Partly due to geography, we forged a distinctive kind of Quakerism, seeking to touch those in isolated communities as well as those in large, dynamic communities of faith while deepening our commitment to values that may seem out of step with our surrounding communities: nonviolence, peace, equality, inclusiveness, and gentleness.

South Central Yearly Meeting (SCYM) formally began as a yearly meeting in 1961 after existing as an association of Friends for 10 years before that. In the early 1990s Friends began the process of creating their own Faith and Practice document instead of relying on those of older yearly meetings, and what they discovered was that they wanted a procedures manual to guide them in managing yearly meeting processes.

Now thirty years further along, we are again seeking in this new Faith and Practice document, to describe who we are and aspire to become within the Religious Society of Friends worldwide and give voice to both our distinctiveness and how we fit into the Religious Society of Friends. 

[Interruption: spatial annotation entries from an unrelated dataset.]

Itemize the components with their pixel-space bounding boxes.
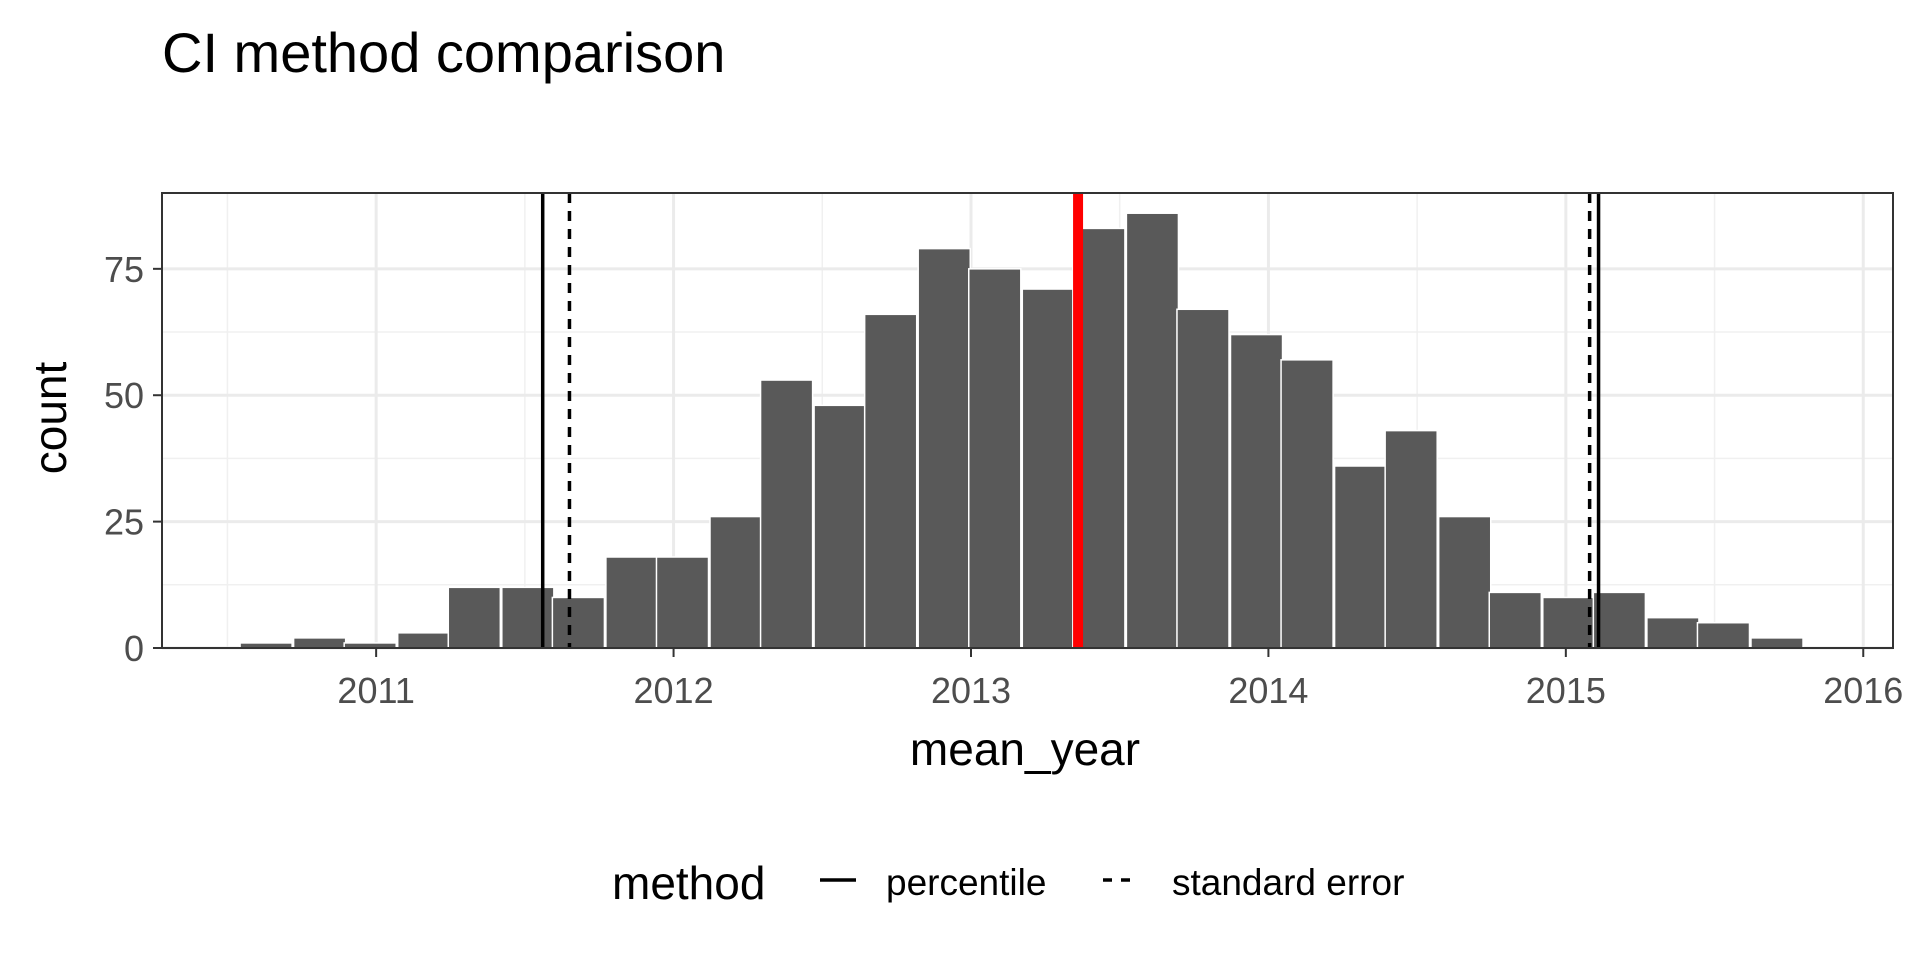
x-tick-label: 2012 [634,670,714,711]
histogram-bar [605,556,659,649]
legend-title: method [612,857,765,909]
histogram-bar [1229,333,1284,649]
histogram-bar [1488,591,1543,649]
x-tick-label: 2013 [931,670,1011,711]
histogram-bar [1696,621,1751,649]
y-tick-label: 50 [104,375,144,416]
histogram-bar [968,268,1022,649]
histogram-bar [1384,429,1438,649]
histogram-bar [1750,637,1804,649]
histogram-bar [1125,212,1180,649]
legend: method percentile standard error [612,857,1404,909]
histogram-bar [863,313,918,649]
y-tick-label: 0 [124,628,144,669]
histogram-bar [1021,288,1076,649]
histogram-bar [1646,616,1700,649]
histogram-bar [1333,465,1388,649]
histogram-bar [813,404,867,649]
histogram-bars [239,212,1804,649]
x-tick-label: 2015 [1526,670,1606,711]
y-tick-label: 75 [104,249,144,290]
reference-lines [540,193,1601,648]
x-axis-ticks: 2011 2012 2013 2014 2015 2016 [337,648,1903,711]
y-tick-label: 25 [104,502,144,543]
histogram-bar [1280,359,1334,649]
x-tick-label: 2014 [1228,670,1308,711]
histogram-bar [709,515,763,649]
histogram-bar [655,556,710,649]
histogram-bar [292,637,347,649]
x-axis-title: mean_year [910,723,1140,775]
histogram-bar [447,586,502,649]
histogram-bar [1542,596,1596,649]
y-axis-ticks: 0 25 50 75 [104,249,162,669]
x-tick-label: 2016 [1823,670,1903,711]
histogram-bar [917,247,971,649]
histogram-bar [1592,591,1647,649]
y-axis-title: count [24,362,76,475]
plot-panel-border [161,192,1894,649]
histogram-bar [501,586,555,649]
histogram-bar [1176,308,1230,649]
legend-label: percentile [886,862,1046,903]
histogram-bar [759,379,814,649]
histogram-bar [1437,515,1492,649]
histogram-bar [551,596,606,649]
histogram-bar [396,632,451,649]
legend-label: standard error [1172,862,1404,903]
chart-title: CI method comparison [162,21,725,84]
x-tick-label: 2011 [337,670,414,711]
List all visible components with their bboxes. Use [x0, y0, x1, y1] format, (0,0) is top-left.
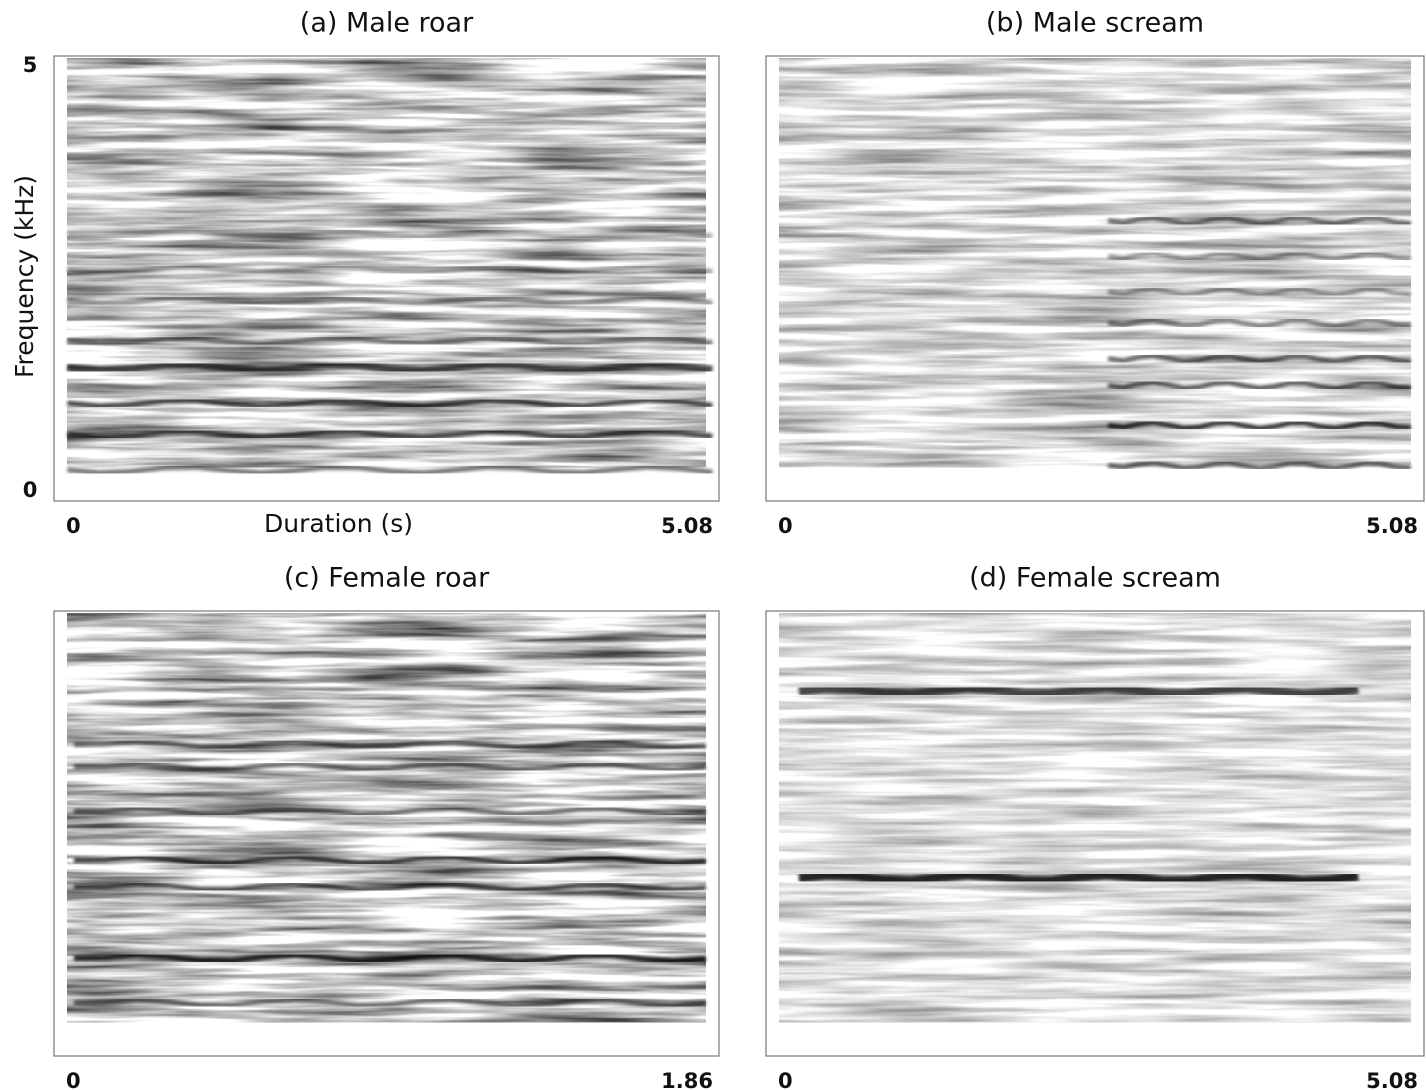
harmonic-band	[73, 854, 706, 866]
y-axis-label: Frequency (kHz)	[10, 175, 39, 378]
panel-title: (c) Female roar	[284, 563, 490, 594]
harmonic-band	[73, 952, 706, 965]
x-tick-label: 5.08	[661, 514, 713, 538]
harmonic-band	[67, 294, 713, 307]
harmonic-band	[1107, 250, 1412, 262]
x-tick-label: 1.86	[661, 1069, 713, 1090]
harmonic-band	[798, 869, 1359, 886]
x-tick-label: 5.08	[1366, 1069, 1418, 1090]
y-tick-label: 0	[23, 478, 38, 502]
plot-frame	[765, 55, 1425, 502]
harmonic-band	[67, 397, 713, 409]
plot-frame	[53, 610, 720, 1057]
spectrogram-panel: (c) Female roar 0 1.86	[53, 563, 720, 1090]
harmonic-band	[67, 334, 713, 347]
panel-title: (b) Male scream	[986, 8, 1204, 39]
panel-title: (d) Female scream	[969, 563, 1221, 594]
harmonic-band	[1107, 353, 1412, 365]
harmonic-band	[73, 881, 706, 893]
spectrogram-panel: (b) Male scream 0 5.08	[765, 8, 1425, 538]
plot-frame	[765, 610, 1425, 1057]
harmonic-band	[798, 683, 1359, 699]
x-tick-label: 0	[778, 1069, 793, 1090]
harmonic-band	[1107, 419, 1412, 431]
harmonic-band	[73, 805, 706, 817]
spectrogram-panel: (a) Male roar 0 5.08 0 5 Duration (s) Frequenc…	[10, 8, 720, 538]
spectrogram-texture	[779, 58, 1411, 468]
x-tick-label: 5.08	[1366, 514, 1418, 538]
harmonic-band	[67, 464, 713, 476]
harmonic-band	[67, 263, 713, 276]
harmonic-band	[67, 228, 713, 241]
x-tick-label: 0	[778, 514, 793, 538]
panel-title: (a) Male roar	[300, 8, 474, 39]
y-tick-label: 5	[23, 53, 38, 77]
x-tick-label: 0	[66, 514, 81, 538]
x-axis-label: Duration (s)	[264, 509, 413, 538]
harmonic-band	[1107, 379, 1412, 391]
harmonic-band	[1107, 317, 1412, 329]
harmonic-band	[73, 997, 706, 1009]
x-tick-label: 0	[66, 1069, 81, 1090]
spectrogram-panel: (d) Female scream 0 5.08	[765, 563, 1425, 1090]
harmonic-band	[1107, 215, 1412, 227]
plot-frame	[53, 55, 720, 502]
harmonic-band	[67, 428, 713, 441]
spectrogram-texture	[779, 613, 1411, 1023]
harmonic-band	[1107, 459, 1412, 471]
harmonic-band	[73, 739, 706, 751]
harmonic-band	[1107, 286, 1412, 298]
harmonic-band	[66, 360, 713, 375]
harmonic-band	[73, 761, 706, 773]
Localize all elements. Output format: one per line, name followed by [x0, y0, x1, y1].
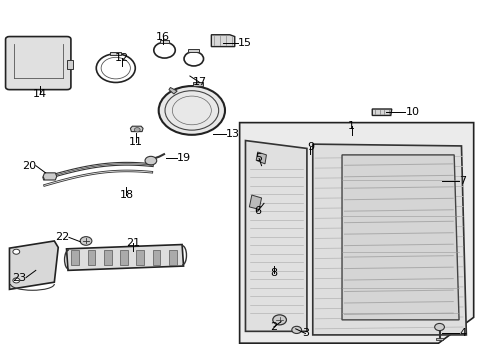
Circle shape [13, 249, 20, 254]
Text: 20: 20 [21, 161, 36, 171]
Polygon shape [188, 49, 199, 52]
Bar [87, 250, 95, 265]
Polygon shape [435, 338, 443, 339]
Polygon shape [341, 155, 458, 320]
Text: 23: 23 [12, 273, 26, 283]
Text: 12: 12 [114, 53, 128, 63]
Circle shape [291, 326, 301, 333]
Polygon shape [256, 152, 266, 164]
Text: 1: 1 [347, 121, 355, 131]
Bar [103, 250, 111, 265]
Text: 10: 10 [405, 107, 419, 117]
Bar [120, 250, 128, 265]
Circle shape [434, 323, 444, 330]
Bar [136, 250, 144, 265]
Polygon shape [168, 87, 177, 94]
Polygon shape [66, 244, 183, 270]
Text: 14: 14 [33, 89, 47, 99]
Polygon shape [239, 123, 473, 343]
Text: 9: 9 [306, 142, 313, 152]
Circle shape [134, 128, 140, 132]
Text: 16: 16 [155, 32, 169, 41]
Text: 8: 8 [270, 268, 277, 278]
Text: 13: 13 [225, 129, 240, 139]
Polygon shape [312, 144, 466, 335]
Text: 21: 21 [126, 238, 140, 248]
Text: 15: 15 [238, 38, 252, 48]
Polygon shape [371, 109, 391, 116]
Text: 3: 3 [301, 328, 308, 338]
Polygon shape [67, 60, 73, 69]
Text: 5: 5 [255, 153, 262, 163]
Circle shape [80, 237, 92, 245]
Text: 2: 2 [270, 322, 277, 332]
Bar [152, 250, 160, 265]
Polygon shape [159, 40, 169, 43]
Text: 7: 7 [458, 176, 465, 186]
Polygon shape [43, 173, 57, 180]
Circle shape [158, 86, 224, 135]
Bar [71, 250, 79, 265]
Polygon shape [245, 140, 306, 331]
Circle shape [145, 156, 157, 165]
Text: 19: 19 [177, 153, 191, 163]
Polygon shape [130, 126, 143, 132]
Polygon shape [211, 35, 234, 46]
Text: 11: 11 [129, 138, 143, 147]
Text: 17: 17 [192, 77, 206, 87]
Polygon shape [9, 241, 58, 289]
Circle shape [272, 315, 286, 325]
Bar [168, 250, 176, 265]
Text: 4: 4 [458, 328, 465, 338]
Polygon shape [193, 82, 203, 86]
Polygon shape [110, 51, 121, 55]
Text: 22: 22 [55, 232, 69, 242]
Circle shape [13, 278, 20, 283]
Text: 18: 18 [119, 190, 133, 200]
Polygon shape [249, 195, 261, 210]
Text: 6: 6 [254, 206, 261, 216]
FancyBboxPatch shape [5, 37, 71, 90]
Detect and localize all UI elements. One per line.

This is a living document about who we are and aspire to become. As such, members of SCYM can ask for it to be revised and create a Faith and Practice revision committee to review it and discern what no longer serves and what new material is needed.

Other yearly meetings have engaged in this process over the years. Some yearly meetings have a standing committee to deal with changes, while others appoint a new committee every five to ten years.